Friday, Feb. 09, 1968

Lend-Lease

For 15 years, Electrician Milan Cerkovich faithfully turned up for work at the Lockheed Aircraft plant in Burbank, Calif., and for 15 years, Lockheed faithfully gave him his paychecks. The checks are still coming--but Cerkovich is not. For the past two months, he has been driving 30 miles to work at the Hughes Tool Co. in Culver City. High treason? Not at all. Cerkovich and 41 other Lockheed employees are trying out a new program designed to help cure an occupational disease that is particularly prevalent in defense industries: mass hiring and firings of skilled workers as Government contracts ebb and flow.

Conceived by Lockheed Industrial Relations Director Harry Winston as a way "to help stabilize our work force," the plan is a sort of labor lend-lease; it permits the company to hang onto hard-to-replace skilled men during slack times by lending them to other manufacturers that are short of help. Winston's scheme got its first trial last July when Lockheed lent a supervisor and 18 tool designers--all temporarily in surplus--to Northrop Corp., which was gearing up for subcontracting work on the Lockheed C5-A military transport and the Boeing 747 jetliner. Last December, Weber Aircraft borrowed eight structural assemblers, and Hughes picked up 15 electricians for rush work on an order for helicopters.

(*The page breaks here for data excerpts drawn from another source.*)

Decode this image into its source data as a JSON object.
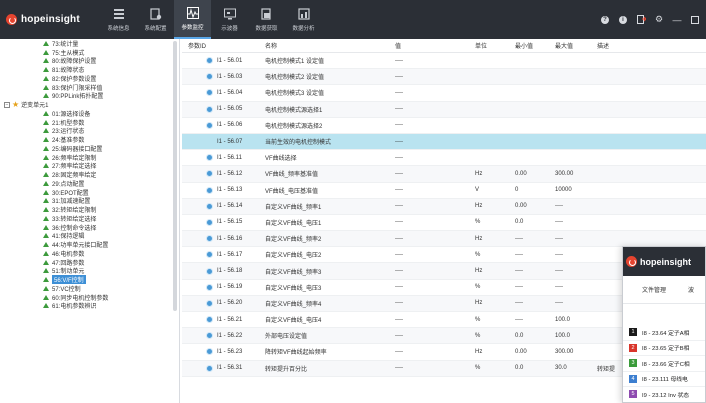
{
  "brand": "hopeinsight",
  "nav": [
    {
      "label": "系统信息",
      "icon": "monitor-icon"
    },
    {
      "label": "系统配置",
      "icon": "config-icon"
    },
    {
      "label": "参数监控",
      "icon": "waveform-monitor-icon"
    },
    {
      "label": "示波器",
      "icon": "oscilloscope-icon"
    },
    {
      "label": "数据获取",
      "icon": "data-fetch-icon"
    },
    {
      "label": "数据分析",
      "icon": "data-analysis-icon"
    }
  ],
  "top_icons": [
    "help-icon",
    "info-icon",
    "export-icon",
    "settings-icon",
    "minimize-icon",
    "maximize-icon"
  ],
  "tree": [
    {
      "label": "73:统计量",
      "type": "child"
    },
    {
      "label": "75:主从模式",
      "type": "child"
    },
    {
      "label": "80:故障保护设置",
      "type": "child"
    },
    {
      "label": "81:故障状态",
      "type": "child"
    },
    {
      "label": "82:保护参数设置",
      "type": "child"
    },
    {
      "label": "83:保护门限采样值",
      "type": "child"
    },
    {
      "label": "90:PPLink拓扑配置",
      "type": "child"
    },
    {
      "label": "逆变单元1",
      "type": "folder"
    },
    {
      "label": "01:源选择设备",
      "type": "child"
    },
    {
      "label": "21:机型参数",
      "type": "child"
    },
    {
      "label": "23:运行状态",
      "type": "child"
    },
    {
      "label": "24:基准参数",
      "type": "child"
    },
    {
      "label": "25:编码器接口配置",
      "type": "child"
    },
    {
      "label": "26:频率给定限制",
      "type": "child"
    },
    {
      "label": "27:频率给定选择",
      "type": "child"
    },
    {
      "label": "28:固定频率给定",
      "type": "child"
    },
    {
      "label": "29:点动配置",
      "type": "child"
    },
    {
      "label": "30:EPOT配置",
      "type": "child"
    },
    {
      "label": "31:加减速配置",
      "type": "child"
    },
    {
      "label": "32:转矩给定限制",
      "type": "child"
    },
    {
      "label": "33:转矩给定选择",
      "type": "child"
    },
    {
      "label": "36:控制命令选择",
      "type": "child"
    },
    {
      "label": "41:保持逻辑",
      "type": "child"
    },
    {
      "label": "44:功率单元接口配置",
      "type": "child"
    },
    {
      "label": "46:电机参数",
      "type": "child"
    },
    {
      "label": "47:回路参数",
      "type": "child"
    },
    {
      "label": "51:制动单元",
      "type": "child"
    },
    {
      "label": "56:V/F控制",
      "type": "child",
      "selected": true
    },
    {
      "label": "57:VC控制",
      "type": "child"
    },
    {
      "label": "60:同步电机控制参数",
      "type": "child"
    },
    {
      "label": "61:电机参数辨识",
      "type": "child"
    }
  ],
  "table": {
    "headers": [
      "参数ID",
      "名称",
      "值",
      "单位",
      "最小值",
      "最大值",
      "描述"
    ],
    "rows": [
      {
        "id": "I1 - 56.01",
        "name": "电机控制模式1 设定值",
        "value": "----",
        "unit": "",
        "min": "",
        "max": "",
        "desc": "",
        "gear": true
      },
      {
        "id": "I1 - 56.03",
        "name": "电机控制模式2 设定值",
        "value": "----",
        "unit": "",
        "min": "",
        "max": "",
        "desc": "",
        "gear": true
      },
      {
        "id": "I1 - 56.04",
        "name": "电机控制模式3 设定值",
        "value": "----",
        "unit": "",
        "min": "",
        "max": "",
        "desc": "",
        "gear": true
      },
      {
        "id": "I1 - 56.05",
        "name": "电机控制模式源选择1",
        "value": "----",
        "unit": "",
        "min": "",
        "max": "",
        "desc": "",
        "gear": true
      },
      {
        "id": "I1 - 56.06",
        "name": "电机控制模式源选择2",
        "value": "----",
        "unit": "",
        "min": "",
        "max": "",
        "desc": "",
        "gear": true
      },
      {
        "id": "I1 - 56.07",
        "name": "当前生效的电机控制模式",
        "value": "----",
        "unit": "",
        "min": "",
        "max": "",
        "desc": "",
        "gear": false,
        "highlight": true
      },
      {
        "id": "I1 - 56.11",
        "name": "VF曲线选择",
        "value": "----",
        "unit": "",
        "min": "",
        "max": "",
        "desc": "",
        "gear": true
      },
      {
        "id": "I1 - 56.12",
        "name": "VF曲线_频率基准值",
        "value": "----",
        "unit": "Hz",
        "min": "0.00",
        "max": "300.00",
        "desc": "",
        "gear": true
      },
      {
        "id": "I1 - 56.13",
        "name": "VF曲线_电压基准值",
        "value": "----",
        "unit": "V",
        "min": "0",
        "max": "10000",
        "desc": "",
        "gear": true
      },
      {
        "id": "I1 - 56.14",
        "name": "自定义VF曲线_频率1",
        "value": "----",
        "unit": "Hz",
        "min": "0.00",
        "max": "----",
        "desc": "",
        "gear": true
      },
      {
        "id": "I1 - 56.15",
        "name": "自定义VF曲线_电压1",
        "value": "----",
        "unit": "%",
        "min": "0.0",
        "max": "----",
        "desc": "",
        "gear": true
      },
      {
        "id": "I1 - 56.16",
        "name": "自定义VF曲线_频率2",
        "value": "----",
        "unit": "Hz",
        "min": "----",
        "max": "----",
        "desc": "",
        "gear": true
      },
      {
        "id": "I1 - 56.17",
        "name": "自定义VF曲线_电压2",
        "value": "----",
        "unit": "%",
        "min": "----",
        "max": "----",
        "desc": "",
        "gear": true
      },
      {
        "id": "I1 - 56.18",
        "name": "自定义VF曲线_频率3",
        "value": "----",
        "unit": "Hz",
        "min": "----",
        "max": "----",
        "desc": "",
        "gear": true
      },
      {
        "id": "I1 - 56.19",
        "name": "自定义VF曲线_电压3",
        "value": "----",
        "unit": "%",
        "min": "----",
        "max": "----",
        "desc": "",
        "gear": true
      },
      {
        "id": "I1 - 56.20",
        "name": "自定义VF曲线_频率4",
        "value": "----",
        "unit": "Hz",
        "min": "----",
        "max": "----",
        "desc": "",
        "gear": true
      },
      {
        "id": "I1 - 56.21",
        "name": "自定义VF曲线_电压4",
        "value": "----",
        "unit": "%",
        "min": "----",
        "max": "100.0",
        "desc": "",
        "gear": true
      },
      {
        "id": "I1 - 56.22",
        "name": "外部电压设定值",
        "value": "----",
        "unit": "%",
        "min": "0.0",
        "max": "100.0",
        "desc": "",
        "gear": true
      },
      {
        "id": "I1 - 56.23",
        "name": "降转矩VF曲线起始频率",
        "value": "----",
        "unit": "Hz",
        "min": "0.00",
        "max": "300.00",
        "desc": "",
        "gear": true
      },
      {
        "id": "I1 - 56.31",
        "name": "转矩提升百分比",
        "value": "----",
        "unit": "%",
        "min": "0.0",
        "max": "30.0",
        "desc": "转矩提",
        "gear": true
      }
    ]
  },
  "overlay": {
    "brand": "hopeinsight",
    "tabs": [
      "文件管理",
      "波"
    ],
    "rows": [
      {
        "num": "1",
        "color": "#1a1a1a",
        "text": "I8 - 23.64 定子A相"
      },
      {
        "num": "2",
        "color": "#d9352b",
        "text": "I8 - 23.65 定子B相"
      },
      {
        "num": "3",
        "color": "#3a9b3a",
        "text": "I8 - 23.66 定子C相"
      },
      {
        "num": "4",
        "color": "#3d7fd0",
        "text": "I8 - 23.111 母线电"
      },
      {
        "num": "5",
        "color": "#8e4bb0",
        "text": "I9 - 23.12 Inv 状态"
      }
    ]
  },
  "colors": {
    "topbar": "#2b2f36",
    "accent": "#5aa7e8",
    "highlight_row": "#b9e3f0",
    "brand_red": "#e5442f",
    "tree_icon": "#3c9a3c"
  }
}
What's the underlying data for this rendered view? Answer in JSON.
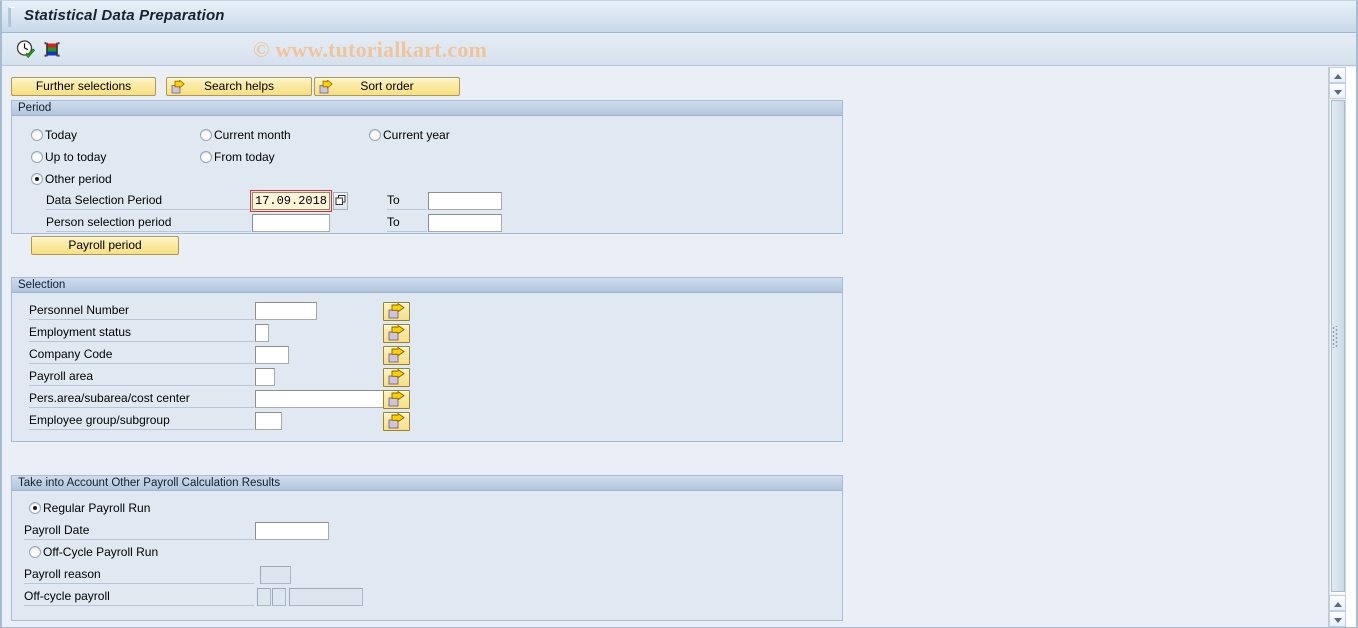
{
  "window": {
    "title": "Statistical Data Preparation",
    "watermark": "© www.tutorialkart.com"
  },
  "toolbar": {
    "buttons": [
      {
        "name": "execute-button",
        "icon": "clock-check-icon",
        "tooltip": "Execute"
      },
      {
        "name": "execute-print-button",
        "icon": "color-bars-icon",
        "tooltip": "Execute + Print"
      }
    ]
  },
  "action_buttons": [
    {
      "label": "Further selections",
      "icon": null
    },
    {
      "label": "Search helps",
      "icon": "yellow-arrow-icon"
    },
    {
      "label": "Sort order",
      "icon": "yellow-arrow-icon"
    }
  ],
  "period": {
    "title": "Period",
    "radios": [
      {
        "label": "Today",
        "selected": false
      },
      {
        "label": "Current month",
        "selected": false
      },
      {
        "label": "Current year",
        "selected": false
      },
      {
        "label": "Up to today",
        "selected": false
      },
      {
        "label": "From today",
        "selected": false
      },
      {
        "label": "Other period",
        "selected": true
      }
    ],
    "rows": [
      {
        "label": "Data Selection Period",
        "value": "17.09.2018",
        "focused": true,
        "has_matchcode": true,
        "to_label": "To",
        "to_value": ""
      },
      {
        "label": "Person selection period",
        "value": "",
        "focused": false,
        "has_matchcode": false,
        "to_label": "To",
        "to_value": ""
      }
    ],
    "payroll_period_button": "Payroll period"
  },
  "selection": {
    "title": "Selection",
    "rows": [
      {
        "label": "Personnel Number",
        "value": "",
        "field_width": 62,
        "multi_icon": "yellow-arrow-icon"
      },
      {
        "label": "Employment status",
        "value": "",
        "field_width": 14,
        "multi_icon": "yellow-arrow-icon"
      },
      {
        "label": "Company Code",
        "value": "",
        "field_width": 34,
        "multi_icon": "yellow-arrow-icon"
      },
      {
        "label": "Payroll area",
        "value": "",
        "field_width": 20,
        "multi_icon": "yellow-arrow-icon"
      },
      {
        "label": "Pers.area/subarea/cost center",
        "value": "",
        "field_width": 132,
        "multi_icon": "yellow-arrow-icon"
      },
      {
        "label": "Employee group/subgroup",
        "value": "",
        "field_width": 27,
        "multi_icon": "yellow-arrow-icon"
      }
    ]
  },
  "payroll_results": {
    "title": "Take into Account Other Payroll Calculation Results",
    "regular_radio": {
      "label": "Regular Payroll Run",
      "selected": true
    },
    "payroll_date": {
      "label": "Payroll Date",
      "value": "",
      "disabled": false
    },
    "offcycle_radio": {
      "label": "Off-Cycle Payroll Run",
      "selected": false
    },
    "payroll_reason": {
      "label": "Payroll reason",
      "value": "",
      "disabled": true
    },
    "offcycle_payroll": {
      "label": "Off-cycle payroll",
      "values": [
        "",
        "",
        ""
      ],
      "disabled": true
    }
  },
  "scrollbars": {
    "top": {
      "up": "scroll-up-icon",
      "down": "scroll-down-icon"
    },
    "bottom": {
      "up": "scroll-up-icon",
      "down": "scroll-down-icon"
    }
  },
  "colors": {
    "accent_button": "#fae99f",
    "panel_bg": "#e0e9f2",
    "panel_border": "#a5bdd6",
    "window_bg": "#eaeff5",
    "focus_outline": "#e03030",
    "watermark": "#f0c49a"
  }
}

Under the plan, the workers get their usual pay and fringe benefits from Lockheed, plus a guarantee of one hour of overtime a day and allowances for greater-than-usual travel time. The borrowing companies reimburse Lockheed and pay a small fee for overhead. Lockheed's Winston figures that areas like Los Angeles, with its heavy concentration of aerospace industries, are ideally suited to the plan. His system also suits the unions, which regard temporary contract workers as black-market labor. Thomas McNett, International Association of Machinists' boss at Lockheed, is so eager to see the program succeed that he has written the lent-out workers to urge that they "do the very best job they can while working for another company."